Under federal law, marriage is defined as being between one man and one woman. States can create civil unions or other marriage-like legal status for same-sex couples, but the federal law also says no state is required to recognize civil unions from another state, Gjerdingen said.
The situation mirrors the laws that governed interracial marriage in the pre-Civil Rights Era, or varying rules on marriage age or incest, Koppelman said. In the last century, differing laws raised legal questions among states about whether an interracial couple who married in Illinois were considered married in Mississippi, or if a man who married his cousin in one state had committed incest in another.
Courts eventually decided the governing law was whatever the law was in the state where the couple lived.
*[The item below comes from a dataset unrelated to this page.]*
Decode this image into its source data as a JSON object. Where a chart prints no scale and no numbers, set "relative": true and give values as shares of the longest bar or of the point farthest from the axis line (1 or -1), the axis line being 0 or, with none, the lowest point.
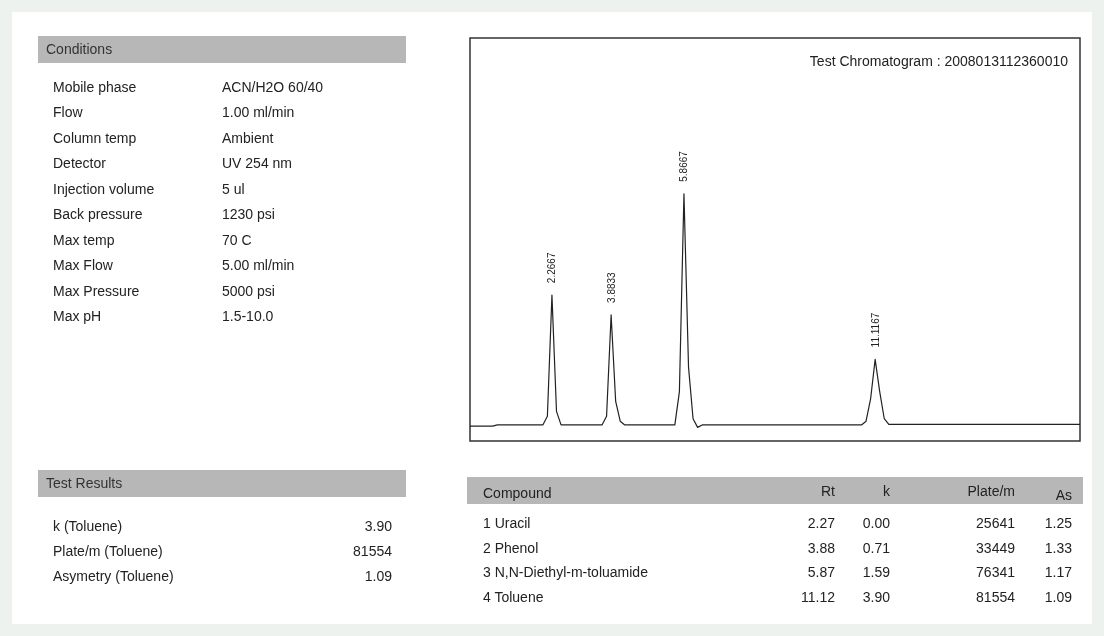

“When you crossed state lines, your marriage did not turn on and off like a light bulb,” Koppelman said.
Because same-sex unions, and same-sex marriage bans, are relatively new, the case law is not as settled.
If the courts were to make a ruling that changes Indiana’s marriage laws, that could spur other legal action, said Micah Clark, director of the American Family Association of Indiana, a group that led the drive for a defense of marriage amendment in Indiana. “If this were to be a challenge to our marriage laws or start redefining marriage laws, we would certainly get involved in the lawsuit,” he said.
Indiana lawmakers last spring voted in favor of amending the state constitution to ban gay marriage and deny recognition of out-of-state same-sex unions. The amendment must pass a second session of the Legislature, then go to a popular vote, a process that could happen by 2014.
By then, Brennon’s case still could be working its way through the courts, said her attorney, Kenneth Allen.
“We can set precedent that establishes legal rights for lesbian couples in this circumstance, and it can be applied to other contexts,” Allen said. “For those that loved Christina to find any purpose in her death, we had to proceed in this fashion. Otherwise, her death makes no sense at all.”
This will be an interesting legal battle that may set the precedent for states recognizing same-sex marriages and civil unions from other states. I’d be so proud of Indiana happened to be starting point of the Defense of Marriage Act being found unconstitutional. But I have this sinking feeling in my stomach that Indiana is going to disappoint me like it always does.